Un centinaio
di persone
in fila a cercare
i gioielli rubati
C’è anche una coppia di Pordenone tra i derubati in coda per i preziosi. I poliziotti che seguono la vicenda non hanno tregua, ma già ci sono i primi risultati: una quarantina di oggetti sono sulla strada per tornare a casa
Rimini, 3 settembre 2010 - C’E’ CHI spera di ritrovare l’orologio Panerai, regalato per la laurea al figlio, chi l’anello della mamma scomparsa e chi «le cose care raccolte in una vita». Sono riminesi ma sono anche venuti da Bologna e da altre città emiliane e marchigiane. E c’è una coppia di maturi signori venuta ieri mattina appositamente da Pordenone.
Saranno state un centinaio le persone che ieri si sono messe in fila davanti alla Questura in attesa di poter vedere il ‘tesoro’ sequestrato dalla squadra mobile al titolare della rivendita Compro oro di via Lagomaggio, per la quale la polizia ha anche richiesto la revoca della licenza.
TRA I MILLE pezzi fotografati e catalogati, del valore di circa 900mila euro, tantissimi sperano di ritrovare il braccialetto con il brillante regalato dalla mamma, la collana ricordo del primo anniversario di matrimonio. C’è chi è stato derubato cinque anni fa come la signora Carla che cerca l’orologio che ha regalato al figlio per la laurea: «Avevo speso più di 4mila euro, era molto bello.

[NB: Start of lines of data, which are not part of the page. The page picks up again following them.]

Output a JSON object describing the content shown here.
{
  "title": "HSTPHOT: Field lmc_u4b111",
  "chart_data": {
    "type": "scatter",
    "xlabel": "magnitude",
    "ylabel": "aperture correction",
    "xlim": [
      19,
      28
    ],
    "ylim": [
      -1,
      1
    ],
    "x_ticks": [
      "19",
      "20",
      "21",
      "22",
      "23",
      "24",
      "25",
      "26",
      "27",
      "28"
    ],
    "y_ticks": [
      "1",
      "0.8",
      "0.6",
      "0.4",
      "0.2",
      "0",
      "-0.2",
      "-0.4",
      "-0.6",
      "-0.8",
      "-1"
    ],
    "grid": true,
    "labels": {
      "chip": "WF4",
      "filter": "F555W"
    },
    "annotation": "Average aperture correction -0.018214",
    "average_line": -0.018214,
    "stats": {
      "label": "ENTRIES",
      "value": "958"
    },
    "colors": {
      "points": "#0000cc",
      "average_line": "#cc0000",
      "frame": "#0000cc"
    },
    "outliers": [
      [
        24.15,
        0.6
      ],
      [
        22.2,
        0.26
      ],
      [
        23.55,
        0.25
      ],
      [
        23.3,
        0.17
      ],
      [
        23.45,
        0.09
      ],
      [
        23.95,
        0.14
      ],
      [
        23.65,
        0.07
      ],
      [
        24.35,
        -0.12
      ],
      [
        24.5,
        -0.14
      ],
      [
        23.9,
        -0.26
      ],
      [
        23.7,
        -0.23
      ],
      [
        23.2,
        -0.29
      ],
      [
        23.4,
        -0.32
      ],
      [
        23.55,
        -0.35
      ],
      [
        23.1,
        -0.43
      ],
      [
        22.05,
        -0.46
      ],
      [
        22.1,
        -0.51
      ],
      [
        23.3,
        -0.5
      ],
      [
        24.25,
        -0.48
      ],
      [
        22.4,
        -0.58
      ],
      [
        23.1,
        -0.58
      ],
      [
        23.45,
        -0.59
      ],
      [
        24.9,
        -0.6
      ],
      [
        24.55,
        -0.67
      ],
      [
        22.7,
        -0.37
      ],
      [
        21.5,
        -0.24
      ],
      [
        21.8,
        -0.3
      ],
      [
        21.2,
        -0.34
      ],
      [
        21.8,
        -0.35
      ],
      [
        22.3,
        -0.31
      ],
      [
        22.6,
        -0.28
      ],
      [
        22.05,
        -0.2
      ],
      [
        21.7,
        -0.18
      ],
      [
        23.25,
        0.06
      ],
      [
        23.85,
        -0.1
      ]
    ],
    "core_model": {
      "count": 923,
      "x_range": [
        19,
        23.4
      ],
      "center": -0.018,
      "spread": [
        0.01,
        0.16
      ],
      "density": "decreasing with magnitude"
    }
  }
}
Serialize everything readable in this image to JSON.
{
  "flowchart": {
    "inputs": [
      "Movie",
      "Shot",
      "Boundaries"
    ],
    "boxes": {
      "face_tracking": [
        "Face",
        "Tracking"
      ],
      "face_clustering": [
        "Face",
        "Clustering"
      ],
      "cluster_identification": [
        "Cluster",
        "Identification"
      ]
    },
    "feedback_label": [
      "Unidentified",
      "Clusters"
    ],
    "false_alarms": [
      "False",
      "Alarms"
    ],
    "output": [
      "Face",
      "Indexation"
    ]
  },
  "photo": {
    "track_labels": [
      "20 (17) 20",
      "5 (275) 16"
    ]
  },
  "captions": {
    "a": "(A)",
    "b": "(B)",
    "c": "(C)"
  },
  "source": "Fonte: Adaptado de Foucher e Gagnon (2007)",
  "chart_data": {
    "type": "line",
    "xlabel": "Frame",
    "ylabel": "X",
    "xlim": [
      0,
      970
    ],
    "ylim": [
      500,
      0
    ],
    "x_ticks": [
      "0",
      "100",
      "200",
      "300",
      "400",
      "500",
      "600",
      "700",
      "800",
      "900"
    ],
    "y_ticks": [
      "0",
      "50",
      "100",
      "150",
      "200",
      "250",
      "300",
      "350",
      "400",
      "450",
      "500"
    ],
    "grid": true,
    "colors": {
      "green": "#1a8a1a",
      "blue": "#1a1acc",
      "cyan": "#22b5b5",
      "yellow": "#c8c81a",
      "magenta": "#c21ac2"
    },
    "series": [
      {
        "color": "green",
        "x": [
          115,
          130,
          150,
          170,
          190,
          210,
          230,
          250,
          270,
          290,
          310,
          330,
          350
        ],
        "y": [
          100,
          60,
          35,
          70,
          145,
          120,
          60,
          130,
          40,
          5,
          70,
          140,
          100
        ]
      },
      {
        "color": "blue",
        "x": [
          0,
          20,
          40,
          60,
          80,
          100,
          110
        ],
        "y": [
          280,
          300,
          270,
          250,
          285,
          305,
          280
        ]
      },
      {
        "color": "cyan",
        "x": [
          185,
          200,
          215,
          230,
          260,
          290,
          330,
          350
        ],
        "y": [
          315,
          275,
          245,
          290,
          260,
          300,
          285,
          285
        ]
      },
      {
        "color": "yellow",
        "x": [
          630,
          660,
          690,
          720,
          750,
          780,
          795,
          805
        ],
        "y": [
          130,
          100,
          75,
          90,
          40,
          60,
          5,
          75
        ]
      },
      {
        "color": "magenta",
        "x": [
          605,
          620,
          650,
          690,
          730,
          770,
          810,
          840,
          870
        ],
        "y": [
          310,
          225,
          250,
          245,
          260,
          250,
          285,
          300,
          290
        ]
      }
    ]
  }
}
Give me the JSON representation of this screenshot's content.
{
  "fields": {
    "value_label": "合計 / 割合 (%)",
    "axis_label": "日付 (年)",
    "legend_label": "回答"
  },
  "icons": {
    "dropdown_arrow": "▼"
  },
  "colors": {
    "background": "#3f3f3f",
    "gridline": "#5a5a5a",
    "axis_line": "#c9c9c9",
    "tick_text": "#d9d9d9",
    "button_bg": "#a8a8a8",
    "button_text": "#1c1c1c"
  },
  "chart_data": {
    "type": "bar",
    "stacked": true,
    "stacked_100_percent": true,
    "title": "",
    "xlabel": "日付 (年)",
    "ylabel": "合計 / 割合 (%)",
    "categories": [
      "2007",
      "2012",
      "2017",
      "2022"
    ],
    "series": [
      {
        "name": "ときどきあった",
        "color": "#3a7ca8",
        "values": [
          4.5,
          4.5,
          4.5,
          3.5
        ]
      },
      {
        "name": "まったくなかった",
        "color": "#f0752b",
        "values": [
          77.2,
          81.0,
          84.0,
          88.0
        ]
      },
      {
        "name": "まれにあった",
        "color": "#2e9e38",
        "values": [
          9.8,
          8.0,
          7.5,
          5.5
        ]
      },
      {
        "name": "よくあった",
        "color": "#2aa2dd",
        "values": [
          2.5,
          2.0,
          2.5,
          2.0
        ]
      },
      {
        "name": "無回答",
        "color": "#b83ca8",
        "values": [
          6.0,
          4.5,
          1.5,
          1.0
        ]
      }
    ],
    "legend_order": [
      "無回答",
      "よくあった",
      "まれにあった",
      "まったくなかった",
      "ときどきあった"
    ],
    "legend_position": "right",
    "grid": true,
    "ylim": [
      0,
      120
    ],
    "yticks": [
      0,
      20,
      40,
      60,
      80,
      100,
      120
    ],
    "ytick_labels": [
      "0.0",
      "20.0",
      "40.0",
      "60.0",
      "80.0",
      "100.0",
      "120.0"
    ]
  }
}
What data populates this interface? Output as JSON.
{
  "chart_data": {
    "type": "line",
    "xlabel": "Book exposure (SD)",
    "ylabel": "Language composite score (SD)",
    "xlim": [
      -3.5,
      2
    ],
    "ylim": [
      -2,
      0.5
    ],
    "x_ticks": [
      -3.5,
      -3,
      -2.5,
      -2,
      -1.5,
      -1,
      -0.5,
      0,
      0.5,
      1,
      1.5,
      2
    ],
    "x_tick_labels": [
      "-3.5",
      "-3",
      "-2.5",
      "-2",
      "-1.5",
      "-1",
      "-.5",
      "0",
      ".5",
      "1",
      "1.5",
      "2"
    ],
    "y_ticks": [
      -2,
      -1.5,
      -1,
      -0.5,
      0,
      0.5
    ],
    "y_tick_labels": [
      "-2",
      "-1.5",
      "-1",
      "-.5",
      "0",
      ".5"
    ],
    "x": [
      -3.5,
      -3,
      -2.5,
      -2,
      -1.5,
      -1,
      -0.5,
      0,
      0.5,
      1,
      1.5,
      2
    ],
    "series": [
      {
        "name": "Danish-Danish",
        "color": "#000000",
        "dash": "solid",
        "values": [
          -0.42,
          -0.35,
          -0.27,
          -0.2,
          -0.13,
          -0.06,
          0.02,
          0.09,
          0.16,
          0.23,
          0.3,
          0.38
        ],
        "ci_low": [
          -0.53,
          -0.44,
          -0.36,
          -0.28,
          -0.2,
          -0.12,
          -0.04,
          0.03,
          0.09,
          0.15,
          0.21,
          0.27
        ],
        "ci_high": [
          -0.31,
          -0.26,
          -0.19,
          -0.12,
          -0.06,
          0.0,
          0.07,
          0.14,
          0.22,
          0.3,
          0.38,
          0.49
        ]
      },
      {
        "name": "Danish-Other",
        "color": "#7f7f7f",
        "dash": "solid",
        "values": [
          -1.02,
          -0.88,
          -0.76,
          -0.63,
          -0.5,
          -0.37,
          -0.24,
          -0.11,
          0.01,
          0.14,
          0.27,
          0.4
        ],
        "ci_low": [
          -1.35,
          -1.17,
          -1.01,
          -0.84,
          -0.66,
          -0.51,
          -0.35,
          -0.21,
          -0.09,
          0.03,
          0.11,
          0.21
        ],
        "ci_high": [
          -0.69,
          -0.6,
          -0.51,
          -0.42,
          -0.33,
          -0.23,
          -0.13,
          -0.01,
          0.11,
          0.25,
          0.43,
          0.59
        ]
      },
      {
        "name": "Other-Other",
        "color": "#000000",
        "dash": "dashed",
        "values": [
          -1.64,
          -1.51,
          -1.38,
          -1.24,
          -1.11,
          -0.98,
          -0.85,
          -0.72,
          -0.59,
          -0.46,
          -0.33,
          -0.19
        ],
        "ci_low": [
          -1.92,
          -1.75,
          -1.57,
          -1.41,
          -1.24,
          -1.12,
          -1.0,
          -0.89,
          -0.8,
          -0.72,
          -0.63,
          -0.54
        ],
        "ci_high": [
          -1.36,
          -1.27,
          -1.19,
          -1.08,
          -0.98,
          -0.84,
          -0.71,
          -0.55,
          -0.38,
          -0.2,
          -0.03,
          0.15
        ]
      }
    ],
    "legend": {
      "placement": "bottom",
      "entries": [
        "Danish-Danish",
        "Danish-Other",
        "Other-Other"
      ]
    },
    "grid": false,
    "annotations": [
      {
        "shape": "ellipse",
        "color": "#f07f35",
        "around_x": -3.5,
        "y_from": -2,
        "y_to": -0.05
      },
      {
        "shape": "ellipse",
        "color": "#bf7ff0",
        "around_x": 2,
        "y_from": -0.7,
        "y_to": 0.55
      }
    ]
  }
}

E poi mi hanno portato via anche lo Zenith, regalo di laurea di mio marito».
C’è chi si è visto svaligiare la casa qualche mese fa, ma la maggioranza ha subito il furto già da 3,4,5 anni. Il record è di una coppia derubata ormai 10 anni fa. Tutta gente che non si rassegna a non rivedere più oggetti che ha acquistato magari per persone che non ci sono più oppure che gli sono costati anni e fatica.
«E se qualcuno dice che una cosa è sua e invece non è vero?» si chiede uno di quelli che fa la fila con la denuncia in mano.
NON È semplicissimo riavere le proprie gioie, bisogna dimostrare di esserne i possessori. Occorrono certificati, come nel caso degli orologi, fotografie, magari anche foto di famiglia dove si vede il gioiello.
FORSE i più speranzosi di ritrovare qualcuna delle tante cose sottratte dai predoni è la coppia di Pordenone.
Franca e Umberto si sono fatti più di 300 chilometri e ora aspettano il loro turno con certificati e denunce in mano. La loro casa è stata vuotata dai ladri un anno fa, il 9 settembre del 2009.
«Mi hanno portato via tutto — racconta la signora Franca. Anche cose di valore. Come sei orologi, alcuni dei quali d’epoca e poi anelli con brillanti, bracciali. Noi abbiamo saputo di questo sequestro dalla televisione e gentilmente un poliziotto ci ha fatto vedere delle fotografie sul computer. Mi è sembrato di aver visto alcune cose che forse sono nostre. Mi farebbe tanto piacere ritrovare almeno qualcosa».
«L’ho fatto per accontentarla — dice affettuoso il marito Umberto —. Io non ci spero tanto di ritrovare le nostre cose».
Il loro piccolo ‘tesoro’ aveva un valore considerevole, dai 70mila ai 100mila euro, anche per questa ragione hanno fatto tanta strada. Ma naturalmente anche per loro c’è tutto il legame affettivo con i gioielli e gli orologi che i ladri hanno portato via.
I POLIZIOTTI che seguono la vicenda non hanno avuto tregua: però alcuni risultati si sono già avuti perchè una quarantina di oggetti preziosi sono sulla strada per ritornare a casa.